Thursday, May 22, 2008

Let it be said though that I liked Land of the Dead, I don't care what the rest of the interweb says.

Have you ever noticed that zombie movies all take place in a universe WITHOUT zombie movies? It's as though zombies are a completely foreign concept to anyone who stumbles across one. It never clicks in anyone's mind that 'Hey! I've seen shit like this before on the TV!'

Wait, that's not entirely true. If it's a zombie movie with a bit of comedy, then you can acknowledge that zombies are in movies.

Of course this has nothing to do with anything else. Just one of those things that sticks in my head after watching Diary of the Dead, aka George A. Romero's Diary of the Dead. That's important, it's a Romero zombie movie.

This time, rather than taking on racial stereotypes or consumerism or militarism or corporate greed, we're attacking...YouTube. And blogs. And this 24 hour information overload society. Ok. Fine. I agree that this whole 'everyone's opinion matters and should be shoved online' thing might be a bad idea. I'll also readily admit that I'm a part of the problem. I have a Myspace, a LiveJournal, this blog, a Facebook, I use Twitter, I post pictures from my camera phone to another blog. I make my vacation photos available online via Picasa. And you know what else? I'll be the first to admit that nothing I do online matters to anyone else. More people come here from the Google looking for the pictures I've posted than for anything I have to say. I'd get a lot more attention if I were posting pictures of Scarlett Johansson naked.

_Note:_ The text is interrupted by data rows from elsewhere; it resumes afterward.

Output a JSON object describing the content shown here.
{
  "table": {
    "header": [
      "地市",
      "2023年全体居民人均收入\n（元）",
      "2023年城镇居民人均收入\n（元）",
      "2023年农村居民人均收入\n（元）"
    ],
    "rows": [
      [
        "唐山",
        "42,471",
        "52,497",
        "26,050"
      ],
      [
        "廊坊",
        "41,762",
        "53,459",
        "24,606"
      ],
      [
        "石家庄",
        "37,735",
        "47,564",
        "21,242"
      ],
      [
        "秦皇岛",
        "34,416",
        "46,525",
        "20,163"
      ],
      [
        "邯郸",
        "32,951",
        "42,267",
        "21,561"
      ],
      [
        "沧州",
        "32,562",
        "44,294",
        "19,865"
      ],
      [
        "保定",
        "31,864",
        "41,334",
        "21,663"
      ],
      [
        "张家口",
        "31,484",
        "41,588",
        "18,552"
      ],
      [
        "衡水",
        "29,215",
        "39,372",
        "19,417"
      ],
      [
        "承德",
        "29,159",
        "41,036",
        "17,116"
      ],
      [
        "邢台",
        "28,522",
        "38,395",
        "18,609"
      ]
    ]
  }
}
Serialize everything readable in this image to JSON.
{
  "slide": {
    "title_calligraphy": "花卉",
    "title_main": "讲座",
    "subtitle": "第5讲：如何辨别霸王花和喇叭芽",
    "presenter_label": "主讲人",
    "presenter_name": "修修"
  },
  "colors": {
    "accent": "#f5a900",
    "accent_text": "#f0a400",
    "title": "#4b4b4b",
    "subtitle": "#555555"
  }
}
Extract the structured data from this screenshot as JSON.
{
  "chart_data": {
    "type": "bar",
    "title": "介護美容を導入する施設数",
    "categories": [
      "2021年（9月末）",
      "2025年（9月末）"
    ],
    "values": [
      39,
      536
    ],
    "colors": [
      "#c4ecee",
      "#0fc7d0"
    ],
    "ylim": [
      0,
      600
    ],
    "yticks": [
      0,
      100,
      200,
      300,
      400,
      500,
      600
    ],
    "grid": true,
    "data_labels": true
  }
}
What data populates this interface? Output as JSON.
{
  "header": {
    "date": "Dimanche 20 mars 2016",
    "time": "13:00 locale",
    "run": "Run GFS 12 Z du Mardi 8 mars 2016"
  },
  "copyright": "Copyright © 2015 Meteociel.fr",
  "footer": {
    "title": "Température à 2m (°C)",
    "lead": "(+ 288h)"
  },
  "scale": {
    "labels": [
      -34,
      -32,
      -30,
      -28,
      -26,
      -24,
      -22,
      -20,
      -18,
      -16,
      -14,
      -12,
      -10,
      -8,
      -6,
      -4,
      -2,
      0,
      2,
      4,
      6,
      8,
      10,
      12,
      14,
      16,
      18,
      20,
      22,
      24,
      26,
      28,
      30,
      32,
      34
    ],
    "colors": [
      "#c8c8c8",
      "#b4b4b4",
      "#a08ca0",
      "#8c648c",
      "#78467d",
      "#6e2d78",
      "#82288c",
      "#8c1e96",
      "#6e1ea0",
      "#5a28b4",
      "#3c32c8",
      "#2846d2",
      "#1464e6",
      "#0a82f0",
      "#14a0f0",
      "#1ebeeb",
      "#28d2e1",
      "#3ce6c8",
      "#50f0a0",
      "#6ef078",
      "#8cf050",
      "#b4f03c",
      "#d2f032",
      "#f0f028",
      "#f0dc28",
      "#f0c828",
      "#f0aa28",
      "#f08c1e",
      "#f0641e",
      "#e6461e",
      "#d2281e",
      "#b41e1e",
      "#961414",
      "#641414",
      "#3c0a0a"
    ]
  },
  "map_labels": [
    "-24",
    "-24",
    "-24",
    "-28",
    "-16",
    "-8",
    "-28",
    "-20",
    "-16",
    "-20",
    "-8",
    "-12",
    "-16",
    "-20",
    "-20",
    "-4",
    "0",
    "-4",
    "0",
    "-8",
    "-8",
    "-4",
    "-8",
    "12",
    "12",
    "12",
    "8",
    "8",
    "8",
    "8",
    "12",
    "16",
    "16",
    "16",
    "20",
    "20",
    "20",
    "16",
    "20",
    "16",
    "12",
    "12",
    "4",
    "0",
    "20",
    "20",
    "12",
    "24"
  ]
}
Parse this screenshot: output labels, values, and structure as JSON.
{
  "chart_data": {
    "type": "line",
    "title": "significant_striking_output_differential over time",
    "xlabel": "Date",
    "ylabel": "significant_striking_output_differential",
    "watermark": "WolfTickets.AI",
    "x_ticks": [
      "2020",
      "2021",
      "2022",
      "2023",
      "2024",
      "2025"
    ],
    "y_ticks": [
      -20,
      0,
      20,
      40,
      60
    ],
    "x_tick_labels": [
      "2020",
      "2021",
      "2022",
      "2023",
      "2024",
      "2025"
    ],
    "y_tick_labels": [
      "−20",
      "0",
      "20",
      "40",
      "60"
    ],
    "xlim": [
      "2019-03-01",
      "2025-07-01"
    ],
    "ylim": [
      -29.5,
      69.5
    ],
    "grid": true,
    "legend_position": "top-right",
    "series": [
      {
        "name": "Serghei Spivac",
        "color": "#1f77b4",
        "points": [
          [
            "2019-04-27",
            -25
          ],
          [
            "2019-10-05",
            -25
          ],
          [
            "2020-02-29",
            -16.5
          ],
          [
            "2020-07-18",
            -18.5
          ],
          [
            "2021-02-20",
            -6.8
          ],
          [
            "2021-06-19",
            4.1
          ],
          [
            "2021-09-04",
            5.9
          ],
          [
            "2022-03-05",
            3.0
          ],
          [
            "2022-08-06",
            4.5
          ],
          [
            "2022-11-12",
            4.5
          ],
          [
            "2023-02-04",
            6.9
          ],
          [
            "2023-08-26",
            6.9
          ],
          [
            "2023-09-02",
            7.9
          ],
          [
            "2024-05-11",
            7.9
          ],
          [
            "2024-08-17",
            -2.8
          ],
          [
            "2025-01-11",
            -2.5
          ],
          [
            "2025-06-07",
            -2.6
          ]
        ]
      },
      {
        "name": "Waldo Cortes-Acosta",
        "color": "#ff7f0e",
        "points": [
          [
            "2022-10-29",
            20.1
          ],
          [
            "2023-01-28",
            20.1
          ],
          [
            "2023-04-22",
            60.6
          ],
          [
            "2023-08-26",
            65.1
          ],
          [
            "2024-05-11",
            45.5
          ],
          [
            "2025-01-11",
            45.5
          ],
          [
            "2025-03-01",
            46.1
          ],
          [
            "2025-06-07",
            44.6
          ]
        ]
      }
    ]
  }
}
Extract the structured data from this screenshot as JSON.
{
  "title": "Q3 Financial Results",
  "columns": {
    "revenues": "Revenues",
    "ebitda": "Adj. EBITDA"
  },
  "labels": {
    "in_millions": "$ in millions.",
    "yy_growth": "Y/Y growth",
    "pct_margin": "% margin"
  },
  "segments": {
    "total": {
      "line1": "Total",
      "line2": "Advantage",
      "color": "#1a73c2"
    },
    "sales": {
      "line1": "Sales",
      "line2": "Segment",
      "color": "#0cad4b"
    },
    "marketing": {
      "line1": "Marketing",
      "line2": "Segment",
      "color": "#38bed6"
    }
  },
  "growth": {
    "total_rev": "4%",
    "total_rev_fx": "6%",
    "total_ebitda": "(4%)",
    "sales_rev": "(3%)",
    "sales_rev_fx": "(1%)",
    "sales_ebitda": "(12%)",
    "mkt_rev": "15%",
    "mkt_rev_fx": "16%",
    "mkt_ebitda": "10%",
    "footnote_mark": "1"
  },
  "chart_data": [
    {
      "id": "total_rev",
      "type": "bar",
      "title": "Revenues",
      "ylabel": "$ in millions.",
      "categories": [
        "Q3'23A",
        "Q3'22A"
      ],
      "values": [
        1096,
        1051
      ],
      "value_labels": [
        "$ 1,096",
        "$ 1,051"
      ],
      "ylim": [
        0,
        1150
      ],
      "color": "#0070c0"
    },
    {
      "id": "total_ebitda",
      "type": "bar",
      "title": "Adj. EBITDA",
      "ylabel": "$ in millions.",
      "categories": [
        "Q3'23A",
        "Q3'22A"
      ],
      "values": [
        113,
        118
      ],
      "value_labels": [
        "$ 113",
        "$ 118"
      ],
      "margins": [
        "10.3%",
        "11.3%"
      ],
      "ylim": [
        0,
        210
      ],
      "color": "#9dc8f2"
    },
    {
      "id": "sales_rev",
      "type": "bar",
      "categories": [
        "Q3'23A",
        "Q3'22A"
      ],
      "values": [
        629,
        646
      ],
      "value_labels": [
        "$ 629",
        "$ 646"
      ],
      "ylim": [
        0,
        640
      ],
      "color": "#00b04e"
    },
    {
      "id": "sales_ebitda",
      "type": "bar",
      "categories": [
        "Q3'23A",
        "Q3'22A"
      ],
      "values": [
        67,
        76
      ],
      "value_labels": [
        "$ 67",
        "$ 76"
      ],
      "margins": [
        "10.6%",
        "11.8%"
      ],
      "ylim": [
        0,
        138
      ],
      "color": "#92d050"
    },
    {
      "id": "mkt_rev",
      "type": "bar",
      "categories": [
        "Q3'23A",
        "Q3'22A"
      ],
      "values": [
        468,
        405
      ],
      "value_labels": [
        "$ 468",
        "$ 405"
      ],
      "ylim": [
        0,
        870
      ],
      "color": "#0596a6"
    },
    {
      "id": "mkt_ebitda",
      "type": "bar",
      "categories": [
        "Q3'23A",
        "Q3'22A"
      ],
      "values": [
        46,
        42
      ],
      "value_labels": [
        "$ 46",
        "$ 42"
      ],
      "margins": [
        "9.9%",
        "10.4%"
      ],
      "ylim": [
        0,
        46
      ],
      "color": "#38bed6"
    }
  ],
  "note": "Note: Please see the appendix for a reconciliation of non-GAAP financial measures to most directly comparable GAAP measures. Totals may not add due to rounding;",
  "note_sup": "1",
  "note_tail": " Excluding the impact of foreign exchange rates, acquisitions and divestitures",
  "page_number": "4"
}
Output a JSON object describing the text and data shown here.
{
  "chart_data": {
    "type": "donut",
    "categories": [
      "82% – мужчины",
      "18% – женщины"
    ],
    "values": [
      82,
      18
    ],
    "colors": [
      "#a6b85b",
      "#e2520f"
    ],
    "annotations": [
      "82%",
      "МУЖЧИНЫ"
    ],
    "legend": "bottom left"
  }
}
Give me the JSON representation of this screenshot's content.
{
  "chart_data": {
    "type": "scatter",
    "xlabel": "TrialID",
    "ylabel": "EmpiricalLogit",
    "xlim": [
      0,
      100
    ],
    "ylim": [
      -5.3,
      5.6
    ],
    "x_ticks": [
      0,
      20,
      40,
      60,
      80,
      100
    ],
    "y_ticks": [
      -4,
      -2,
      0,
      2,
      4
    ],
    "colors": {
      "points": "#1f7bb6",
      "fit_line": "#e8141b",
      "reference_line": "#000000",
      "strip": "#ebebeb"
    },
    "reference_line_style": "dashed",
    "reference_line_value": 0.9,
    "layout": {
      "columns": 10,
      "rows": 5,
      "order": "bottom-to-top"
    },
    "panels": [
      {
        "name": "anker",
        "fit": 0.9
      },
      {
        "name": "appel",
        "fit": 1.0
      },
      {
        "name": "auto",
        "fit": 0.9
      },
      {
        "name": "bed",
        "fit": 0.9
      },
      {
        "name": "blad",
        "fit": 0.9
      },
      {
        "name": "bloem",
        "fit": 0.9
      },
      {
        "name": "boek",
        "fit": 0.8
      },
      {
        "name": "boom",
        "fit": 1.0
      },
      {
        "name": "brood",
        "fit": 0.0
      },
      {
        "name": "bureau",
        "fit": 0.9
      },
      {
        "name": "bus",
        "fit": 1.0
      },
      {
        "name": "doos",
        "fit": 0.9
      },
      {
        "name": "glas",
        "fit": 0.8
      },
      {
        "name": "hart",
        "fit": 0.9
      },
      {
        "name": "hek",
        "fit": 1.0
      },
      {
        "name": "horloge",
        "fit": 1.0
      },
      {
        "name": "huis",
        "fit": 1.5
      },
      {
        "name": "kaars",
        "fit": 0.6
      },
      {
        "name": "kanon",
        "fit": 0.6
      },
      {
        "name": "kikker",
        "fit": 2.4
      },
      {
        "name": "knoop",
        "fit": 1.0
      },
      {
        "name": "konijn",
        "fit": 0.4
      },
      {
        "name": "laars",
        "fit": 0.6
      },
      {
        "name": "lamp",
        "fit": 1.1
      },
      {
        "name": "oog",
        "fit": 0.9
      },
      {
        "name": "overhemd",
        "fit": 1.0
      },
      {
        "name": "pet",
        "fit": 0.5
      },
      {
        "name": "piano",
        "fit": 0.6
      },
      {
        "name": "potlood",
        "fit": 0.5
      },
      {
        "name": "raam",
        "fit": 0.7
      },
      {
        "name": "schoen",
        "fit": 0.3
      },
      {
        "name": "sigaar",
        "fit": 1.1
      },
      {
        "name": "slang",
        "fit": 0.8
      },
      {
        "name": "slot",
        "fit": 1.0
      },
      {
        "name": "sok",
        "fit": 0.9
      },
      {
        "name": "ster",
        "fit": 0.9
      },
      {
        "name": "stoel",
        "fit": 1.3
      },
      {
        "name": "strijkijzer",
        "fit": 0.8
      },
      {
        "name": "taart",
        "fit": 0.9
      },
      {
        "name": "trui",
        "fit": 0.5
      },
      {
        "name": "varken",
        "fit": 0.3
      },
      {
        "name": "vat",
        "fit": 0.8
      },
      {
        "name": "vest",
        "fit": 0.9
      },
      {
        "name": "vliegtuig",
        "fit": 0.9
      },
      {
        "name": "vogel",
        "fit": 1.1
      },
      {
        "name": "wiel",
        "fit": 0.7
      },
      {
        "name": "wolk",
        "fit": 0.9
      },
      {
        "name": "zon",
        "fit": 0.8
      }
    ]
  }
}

Where was I going with that?

Ok, right, Diary of the Dead is about a handful of kids and an old drunk professor trying to survive in a world over run by zombies. Chronologically speaking, in the Romero zomb-iverse (I just made that up, you like it? Feel free to use it yourself), this takes place at about the same time as Night of the Living Dead. It's right at the beginning of the outbreak. Luckily though, these kids are all student film makers, so they have the most important thing to have in a zombie attack, a camera! As soon as the zombies see that, they get all self-conscious and start primping and worrying about the extra ten pounds that the camera puts on, so they have to rip out there guts to shed the weight, but then their guts are all over the ground and they start tripping over them and falling down. Then they start chasing each other, and then they're chasing the people and then the people are chasing the zombies and suddenly it turns into a Benny Hill skit.

I made that last part up. It may as well have though. At least that would have been unexpected. Instead, you have a fairly by-the-numbers zombie movie. And if anyone else had made it, this would be an entirely different article. But this is a Romero zombie movie. It's held to a different standard. Romero isn't just a director of zombie movies, he's a brand name. Romero is Pepsi to Sam's Choice Cola, he's Kraft Macaroni and Cheese to Kroger Brand Mac N' Cheese. It's a different standard. And when held to that standard, Diary withers.


The characters are shallow and underdeveloped. No one has a back story. Tony is the angry young man because he's from Brooklyn. Eliot is the technology nerd, you can tell because of his glasses. Everyone is just a poorly developed stereotype. At one point, our Scooby Gang gets stopped. By 3 angry black men. With guns. It wouldn't have been so annoying, and mildly racist, if the scene had been necessary. But, in looking back, if the whole time the were with them had been cut out, the movie would hardly have been effected. The only minorities in the movie are thrilled that they're in power now that everyone else who had the power before left! They didn't earn it. They weren't the ones who kept cool and gathered supplies and came to be respected for their foresight and ability to handle pressure. No, they stumbled into it.

This is the kind of social commentary that Romero gives us in 2008? And, what is he even trying to say about YouTube and the 'information age'? The heroes are the cameramen. This isn't exactly a vilification. The director takes time out to upload some footage to MySpace, and while he gets yelled at briefly for taking the time to do it, he's not shunned or cast out for it either.

And am I the only one that's already sick of this whole 'video taping it ourselves', 'this is the recovered footage' style of film making that's cropped up? The Blair Witch Project was original and Cloverfield was well done...but now, after 3 movies, I'm done. How much variety can you get out of the concept? How many different reasons can you have for some group of kids to have a camera ready to go when all hell breaks loose?

From any other director, this would have been a fun movie. There'd be no afterthought to it. You'd watch it, think, that wasn't bad and move on with life. But, like I said, it's held to a different standard because of the director. So, Diary of the Dead gets 6 eyeballs exploding after having a defibrulator discharged against the zombie's heads out of 10.